Some came for the networking, others to find new clients and others just to socialize. But all of the young, suited executives jostling for drinks with a group of salsa dancers at a shared event space seemed to share a sense of glee at escaping their desks, if only for a few hours.
"You have no idea how hard people work," said Edward Neiger, an attorney and founder of law firm Neiger LLP, which helped sponsor the Turnaround Underground open-bar gathering in New York's Chelsea neighborhood. "Mid-level people don't get to leave the office, leave the computer, meet their peers."
The corporate restructuring profession has enjoyed an upswing as corporate America has run aground. U.S. business bankruptcies soared 38 percent in 2009, from the year before, as companies struggled with tighter credit and a crippling U.S. recession.
The surge prompted advisory firms to quickly bulk their practices with new turnaround experts, who work long into the night to handle the onslaught of bankruptcy cases, including carmaker General Motors, magazine company Reader's Digest Association Inc and hotel chain Extended Stay America Inc
While established pros have always enjoyed company-approved networking outings such as golf outings, wine tastings or even a "make-over and martinis" gatherings at New York's Henri Bendel department store, the less-experienced new hires have been stuck at their desks night after long night.
Adrienne Blankley, an attorney with Arent Fox LLP, who graduated from law school in 2004, set out to change that with a social gathering solely for mid-level restructuring professionals.
"If I'm at a networking event and my boss is at a networking event, everyone's going to want to talk to my boss," she said. "This keeps the opportunity for those who are just coming up in the ranks."
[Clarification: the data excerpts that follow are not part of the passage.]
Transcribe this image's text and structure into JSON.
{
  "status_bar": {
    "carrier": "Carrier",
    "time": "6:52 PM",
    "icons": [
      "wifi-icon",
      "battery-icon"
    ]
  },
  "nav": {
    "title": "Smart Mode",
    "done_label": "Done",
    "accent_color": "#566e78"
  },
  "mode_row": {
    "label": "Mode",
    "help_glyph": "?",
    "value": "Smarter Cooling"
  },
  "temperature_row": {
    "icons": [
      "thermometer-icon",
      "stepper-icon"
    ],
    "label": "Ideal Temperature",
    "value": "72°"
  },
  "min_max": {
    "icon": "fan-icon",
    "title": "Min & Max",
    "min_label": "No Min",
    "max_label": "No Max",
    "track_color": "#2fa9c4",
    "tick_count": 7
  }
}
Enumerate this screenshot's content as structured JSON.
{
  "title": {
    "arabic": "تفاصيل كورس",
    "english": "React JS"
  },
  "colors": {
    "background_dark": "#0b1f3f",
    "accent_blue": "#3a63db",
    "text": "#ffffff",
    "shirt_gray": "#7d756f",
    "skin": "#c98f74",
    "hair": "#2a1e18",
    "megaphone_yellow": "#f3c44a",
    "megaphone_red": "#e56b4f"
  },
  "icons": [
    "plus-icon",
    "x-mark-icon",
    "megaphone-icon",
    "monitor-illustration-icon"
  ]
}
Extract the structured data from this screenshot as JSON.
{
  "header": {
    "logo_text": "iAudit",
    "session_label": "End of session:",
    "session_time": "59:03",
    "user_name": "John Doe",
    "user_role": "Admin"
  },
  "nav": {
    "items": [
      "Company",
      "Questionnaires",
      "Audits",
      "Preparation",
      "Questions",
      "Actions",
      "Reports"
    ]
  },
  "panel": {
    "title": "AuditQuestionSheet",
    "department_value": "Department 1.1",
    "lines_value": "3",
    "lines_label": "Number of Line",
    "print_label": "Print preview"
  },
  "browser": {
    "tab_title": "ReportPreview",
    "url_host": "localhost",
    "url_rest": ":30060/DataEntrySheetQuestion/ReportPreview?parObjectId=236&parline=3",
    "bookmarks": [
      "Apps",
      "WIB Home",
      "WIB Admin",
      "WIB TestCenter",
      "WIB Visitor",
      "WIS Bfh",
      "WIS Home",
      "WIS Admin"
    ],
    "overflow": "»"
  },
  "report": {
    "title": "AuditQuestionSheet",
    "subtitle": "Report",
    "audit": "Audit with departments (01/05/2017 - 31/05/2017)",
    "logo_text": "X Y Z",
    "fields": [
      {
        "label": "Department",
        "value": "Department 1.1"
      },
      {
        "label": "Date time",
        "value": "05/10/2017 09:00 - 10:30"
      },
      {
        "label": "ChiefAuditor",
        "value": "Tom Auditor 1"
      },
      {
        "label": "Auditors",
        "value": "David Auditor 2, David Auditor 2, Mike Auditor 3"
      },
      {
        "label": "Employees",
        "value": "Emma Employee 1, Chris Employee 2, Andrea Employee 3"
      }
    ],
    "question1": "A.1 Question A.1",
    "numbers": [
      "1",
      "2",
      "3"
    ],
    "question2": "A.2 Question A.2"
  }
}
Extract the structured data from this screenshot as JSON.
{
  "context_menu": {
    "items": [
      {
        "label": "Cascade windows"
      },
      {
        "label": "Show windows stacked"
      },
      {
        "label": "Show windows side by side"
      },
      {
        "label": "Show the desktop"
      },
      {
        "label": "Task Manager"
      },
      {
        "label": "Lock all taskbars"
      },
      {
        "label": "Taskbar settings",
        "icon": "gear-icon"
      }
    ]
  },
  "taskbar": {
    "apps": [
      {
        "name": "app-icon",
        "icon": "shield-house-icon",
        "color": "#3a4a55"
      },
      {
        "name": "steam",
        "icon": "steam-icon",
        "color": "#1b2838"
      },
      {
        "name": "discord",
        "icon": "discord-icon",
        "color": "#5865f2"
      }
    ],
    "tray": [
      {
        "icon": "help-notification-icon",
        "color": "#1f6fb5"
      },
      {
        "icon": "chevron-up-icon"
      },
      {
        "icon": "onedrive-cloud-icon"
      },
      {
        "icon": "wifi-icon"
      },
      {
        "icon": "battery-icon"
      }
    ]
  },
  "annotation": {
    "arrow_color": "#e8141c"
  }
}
Blankley, along with four friends, organized the first-ever Turnaround Underground gathering in December for up-and-coming restructuring professionals.
When 35 out of the 40 invited showed up, some staying on long after the open bar closed, Blankley suspected the group was onto something. Her hunch was confirmed when she got two unsolicited calls from firms offering to sponsor the next event.
"It was really well received," she said.
Eager Turnaround Underground attendees packed the bar only minutes after the event officially began at 7 PM EST at a Chelsea nightspot. Within 45 minutes, maneuvering through the crowd was almost impossible as young men and women, dressed in conservative suits, checked Blackberries and mingled with the salsa dance group who had booked the same space.
"It's terrific," said Rosalie Margolis, a director of sales for Magna Legal Services, yelling over booming salsa music.
Margolis said she hoped to meet attorneys who might use her firm's services, which include selling litigation support to law firms. "I've met some nice people and exchanged business cards," she said.
Of course, some attendees had managed to leave work, well, at work.
"You can meet your best friend here, meet your significant other here," said Neiger. "It's not all about business."
Said one attorney who declined to be named. "Everything is better with beer."